Optimized Loudspeaker Panning for Adaptive Sound-Field Correction and Non-stationary Listening Areas
Yuancheng Luo
TL;DR
The paper tackles sound-field errors arising from irregular loudspeaker layouts in multichannel systems by introducing a measurement-free framework that combines Bayesian loudspeaker normalization with OPSE-driven panning optimization. A normalization filter $G_n(ν)$ aligned to an axial reference at the listener is derived from a relative-transfer-function $Q_n(ν)$, while non-stationary listening locations are handled via a circular-conjugate prior on normalization angles with Bayesian updates. The OPSE formulation maximizes panning sensitivity under spatial VBAP-like constraints, non-negativity, electrical headroom, and acoustic-power limits, solvable as a second-order cone program and reducible to kernel-space for real-time use. Acoustic covariance is modeled as a mix of direct and diffuse-field contributions, enabling adaptation across anechoic to diffuse environments and across various loudspeaker layouts. Experiments demonstrate robustness of the normalization and effectiveness of OPSE for center-channel emphasis, diffuse-field behavior, and layout-aware circular panning, with practical guidance on layout choices to optimize directional panning fidelity.
Abstract
Surround sound systems commonly distribute loudspeakers along standardized layouts for multichannel audio reproduction. However in less controlled environments, practical layouts vary in loudspeaker quantity, placement, and listening locations / areas. Deviations from standard layouts introduce sound-field errors that degrade acoustic timbre, imaging, and clarity of audio content reproduction. This work introduces both Bayesian loudspeaker normalization and content panning optimization methods for sound-field correction.
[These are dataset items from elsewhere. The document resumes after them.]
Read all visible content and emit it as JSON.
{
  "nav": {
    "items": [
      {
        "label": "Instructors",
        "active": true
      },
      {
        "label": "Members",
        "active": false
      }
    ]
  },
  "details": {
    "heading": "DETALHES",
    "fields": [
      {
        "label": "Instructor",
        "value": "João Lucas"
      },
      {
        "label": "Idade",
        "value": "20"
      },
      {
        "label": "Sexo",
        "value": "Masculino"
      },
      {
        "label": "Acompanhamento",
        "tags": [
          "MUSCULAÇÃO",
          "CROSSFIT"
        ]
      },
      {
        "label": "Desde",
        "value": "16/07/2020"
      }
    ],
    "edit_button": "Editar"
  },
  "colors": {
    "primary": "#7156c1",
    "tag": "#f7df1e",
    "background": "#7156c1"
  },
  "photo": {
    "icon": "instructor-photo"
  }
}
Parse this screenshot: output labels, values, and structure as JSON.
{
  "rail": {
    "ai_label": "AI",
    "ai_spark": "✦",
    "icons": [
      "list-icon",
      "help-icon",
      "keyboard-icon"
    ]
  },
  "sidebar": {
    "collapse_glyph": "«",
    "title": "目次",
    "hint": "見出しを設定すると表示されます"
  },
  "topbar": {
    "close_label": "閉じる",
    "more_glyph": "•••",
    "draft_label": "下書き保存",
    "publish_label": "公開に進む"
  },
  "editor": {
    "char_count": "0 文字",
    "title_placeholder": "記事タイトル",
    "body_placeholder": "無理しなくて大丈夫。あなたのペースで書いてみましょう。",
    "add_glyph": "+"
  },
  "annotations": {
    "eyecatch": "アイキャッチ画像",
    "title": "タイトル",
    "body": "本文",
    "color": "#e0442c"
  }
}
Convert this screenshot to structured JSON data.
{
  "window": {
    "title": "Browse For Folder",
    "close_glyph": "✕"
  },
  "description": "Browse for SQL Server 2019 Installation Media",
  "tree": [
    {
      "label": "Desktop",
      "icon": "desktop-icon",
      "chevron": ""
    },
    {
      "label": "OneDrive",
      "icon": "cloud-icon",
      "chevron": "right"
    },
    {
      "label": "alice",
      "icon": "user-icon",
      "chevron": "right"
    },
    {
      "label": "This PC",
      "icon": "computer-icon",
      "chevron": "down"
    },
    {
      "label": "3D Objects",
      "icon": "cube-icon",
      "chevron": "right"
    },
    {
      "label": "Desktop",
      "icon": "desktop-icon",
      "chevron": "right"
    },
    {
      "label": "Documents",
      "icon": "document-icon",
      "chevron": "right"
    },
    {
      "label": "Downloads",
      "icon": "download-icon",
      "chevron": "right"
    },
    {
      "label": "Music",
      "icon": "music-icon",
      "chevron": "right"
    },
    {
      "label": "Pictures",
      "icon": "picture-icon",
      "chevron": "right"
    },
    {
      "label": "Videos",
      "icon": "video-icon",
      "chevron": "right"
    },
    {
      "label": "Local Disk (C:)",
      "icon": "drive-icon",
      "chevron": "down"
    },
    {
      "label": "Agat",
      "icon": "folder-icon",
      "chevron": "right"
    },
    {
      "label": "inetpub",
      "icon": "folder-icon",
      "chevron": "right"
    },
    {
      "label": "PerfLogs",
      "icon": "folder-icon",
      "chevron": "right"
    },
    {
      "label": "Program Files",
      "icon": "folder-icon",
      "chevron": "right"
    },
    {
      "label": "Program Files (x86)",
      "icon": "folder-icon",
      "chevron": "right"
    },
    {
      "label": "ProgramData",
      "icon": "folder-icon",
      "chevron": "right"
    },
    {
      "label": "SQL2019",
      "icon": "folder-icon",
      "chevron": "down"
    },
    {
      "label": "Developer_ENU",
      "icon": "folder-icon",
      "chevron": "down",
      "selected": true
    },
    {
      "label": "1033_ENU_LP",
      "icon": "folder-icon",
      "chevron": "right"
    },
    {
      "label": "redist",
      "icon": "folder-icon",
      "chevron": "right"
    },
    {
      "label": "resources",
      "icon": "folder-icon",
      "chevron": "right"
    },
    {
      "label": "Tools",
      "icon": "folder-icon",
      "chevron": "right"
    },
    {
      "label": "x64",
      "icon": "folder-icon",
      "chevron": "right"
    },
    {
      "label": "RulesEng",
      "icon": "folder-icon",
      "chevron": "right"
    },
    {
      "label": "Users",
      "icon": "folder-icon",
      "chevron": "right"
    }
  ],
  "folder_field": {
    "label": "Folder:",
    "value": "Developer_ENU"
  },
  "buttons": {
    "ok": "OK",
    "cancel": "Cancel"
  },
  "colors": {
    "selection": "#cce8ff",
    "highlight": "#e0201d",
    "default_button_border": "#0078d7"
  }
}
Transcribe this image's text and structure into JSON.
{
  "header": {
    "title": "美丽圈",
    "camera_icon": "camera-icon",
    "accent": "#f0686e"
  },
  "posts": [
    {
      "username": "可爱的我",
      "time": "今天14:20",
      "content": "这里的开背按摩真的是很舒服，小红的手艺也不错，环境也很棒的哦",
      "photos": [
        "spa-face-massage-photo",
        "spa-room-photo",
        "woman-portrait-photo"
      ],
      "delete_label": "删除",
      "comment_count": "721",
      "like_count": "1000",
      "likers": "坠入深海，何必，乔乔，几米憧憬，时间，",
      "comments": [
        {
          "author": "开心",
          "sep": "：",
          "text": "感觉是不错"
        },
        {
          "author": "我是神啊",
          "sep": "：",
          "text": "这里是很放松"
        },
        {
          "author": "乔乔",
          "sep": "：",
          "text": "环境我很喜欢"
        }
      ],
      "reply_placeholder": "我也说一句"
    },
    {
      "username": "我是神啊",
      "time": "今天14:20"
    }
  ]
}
Conjugate prior distributions over loudspeaker-listener directions update estimated layouts for non-stationary listening locations; digital filters adapt loudspeaker acoustic responses to a common reference target at the estimated listening area without acoustic measurements. Frequency-domain panning coefficients are then optimized via sensitivity / efficiency objectives subject to spatial, electrical, and acoustic domain constraints; normalized and panned loudspeakers form virtual loudspeakers in standardized layouts for accurate multichannel reproduction. Experiments investigate robustness of Bayesian adaptation, and panning optimizations in practical applications.